Examples included 3D Tremendous Face Pain Slots, 3D Rough Elbow Slots, 3D Mild Dogwood Slots, 3D Viceroy Butterfly Slots, and 3D Inexperienced Great Horned Owl Slots. (They eventually made T-shirts to commemorate the latter.)
Schwarz and Scott also paid a small Romanian studio a pittance to build a higher fidelity slot machine, which they eventually discarded. That happened in part because the duo’s mix of newer full-time work and ethical concerns crowded out their excitement and availability.
“You have the worst users.”
“Someone said, you could raise money on this idea, or sell this data to someone else, or sell your company,” Scott said to Ars. “We were at a crossroads where the joke was similar to the origin story of a supervillain. Do we abandon all creative pursuits to make the most intense money-making slot-creating enterprise? Or does this continue being a tiny background of 1/20 of our day?”
Eventually, the headaches of keeping up with Google Play caught up to the team. Apps were removed for violating an updated terms of service that gave Google more leeway to cut out apparent crapware. Google also updated the Web interface on a somewhat regular basis. Moving a single box a few pixels could throw a wrench into the Selenium robo-clicking works, which the team had previously designed to auto-upload 15 apps a day (Google Play’s upload limit for a single developer account at the time).
At one point, the app network Playhaven called the duo with a flat declaration. “We’re seeing erratic data on your account,” Schwarz said to paraphrase. “We’re not sure what’s up. We’re not interested in continuing to serve ads to your slot machines. But we want to be clear: you didn’t break our ToS. You’re just, I don’t know, inconvenient.”
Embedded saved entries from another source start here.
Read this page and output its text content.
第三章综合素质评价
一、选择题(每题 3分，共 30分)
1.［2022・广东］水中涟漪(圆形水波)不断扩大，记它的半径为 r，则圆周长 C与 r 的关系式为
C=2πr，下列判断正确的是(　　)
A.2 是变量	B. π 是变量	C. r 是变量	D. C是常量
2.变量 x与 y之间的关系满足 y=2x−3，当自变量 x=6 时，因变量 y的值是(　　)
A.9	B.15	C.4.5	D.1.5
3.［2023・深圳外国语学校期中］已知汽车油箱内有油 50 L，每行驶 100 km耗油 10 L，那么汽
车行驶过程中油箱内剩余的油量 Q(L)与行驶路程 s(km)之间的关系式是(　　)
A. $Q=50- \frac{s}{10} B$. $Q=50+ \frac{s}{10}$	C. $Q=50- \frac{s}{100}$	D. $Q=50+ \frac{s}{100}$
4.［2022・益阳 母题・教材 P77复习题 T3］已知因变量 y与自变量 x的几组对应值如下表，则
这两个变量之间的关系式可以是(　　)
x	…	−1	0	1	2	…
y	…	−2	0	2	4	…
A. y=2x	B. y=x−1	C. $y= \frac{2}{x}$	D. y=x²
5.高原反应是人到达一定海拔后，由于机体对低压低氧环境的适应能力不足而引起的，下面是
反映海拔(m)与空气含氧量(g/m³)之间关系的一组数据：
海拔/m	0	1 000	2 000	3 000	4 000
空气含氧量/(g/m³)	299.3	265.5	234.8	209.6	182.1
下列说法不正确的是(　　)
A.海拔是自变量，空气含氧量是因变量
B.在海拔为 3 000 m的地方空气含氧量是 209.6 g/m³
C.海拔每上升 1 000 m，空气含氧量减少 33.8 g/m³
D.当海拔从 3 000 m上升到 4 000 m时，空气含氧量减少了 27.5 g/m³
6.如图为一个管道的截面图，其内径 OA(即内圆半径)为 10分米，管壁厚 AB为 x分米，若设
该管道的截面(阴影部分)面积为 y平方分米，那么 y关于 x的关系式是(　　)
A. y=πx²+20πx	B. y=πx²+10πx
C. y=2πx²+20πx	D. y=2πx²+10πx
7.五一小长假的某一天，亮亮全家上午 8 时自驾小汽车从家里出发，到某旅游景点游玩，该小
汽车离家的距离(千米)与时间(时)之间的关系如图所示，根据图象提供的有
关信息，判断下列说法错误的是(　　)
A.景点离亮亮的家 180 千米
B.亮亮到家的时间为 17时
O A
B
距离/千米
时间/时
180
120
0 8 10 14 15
Playhaven then added, “You have the worst users. People who come from your apps don’t spend money.” The team switched to another ad provider immediately, Chartboost. “They knew roughly what we were doing,” Schwarz said. “They’ve been great.”
“Optimized to remove our content”
This many years later, all of the roughly 1,500 apps generated by this experiment are dead. And Schwarz and Scott think of the whole affair as a mix of a joke and a productive wake-up call.
“Our half-joking argument: by offering the largest target of low-quality garbage apps, these marketplaces became optimized to remove our content,” Schwarz said to Ars. “You could almost say that our company trained their algorithm so that what we were doing could eventually not be possible. But we were the first to bring it to that level.”
In their GDC presentation, Schwarz mostly left the data up for people to peruse in a laughing manner, but also with a human angle about the costs that might arise if you chase such a robo-generated app dream with profit, not laughs, as the goal.
“This whole project was an itch that felt so good to scratch,” Schwarz said at GDC. “We thumbed our noses at the mobile market that had broken our hearts in 2013. We laughed the whole way… The truth is I don’t give a fuck about slot machines. We’ve moved on. If there’s a business lesson in that, I’d say: scratch your crazy itches, give that insane idea a try. But even if it work out… be prepared to walk away because it may only have been the attempt that made you happy, not the result.”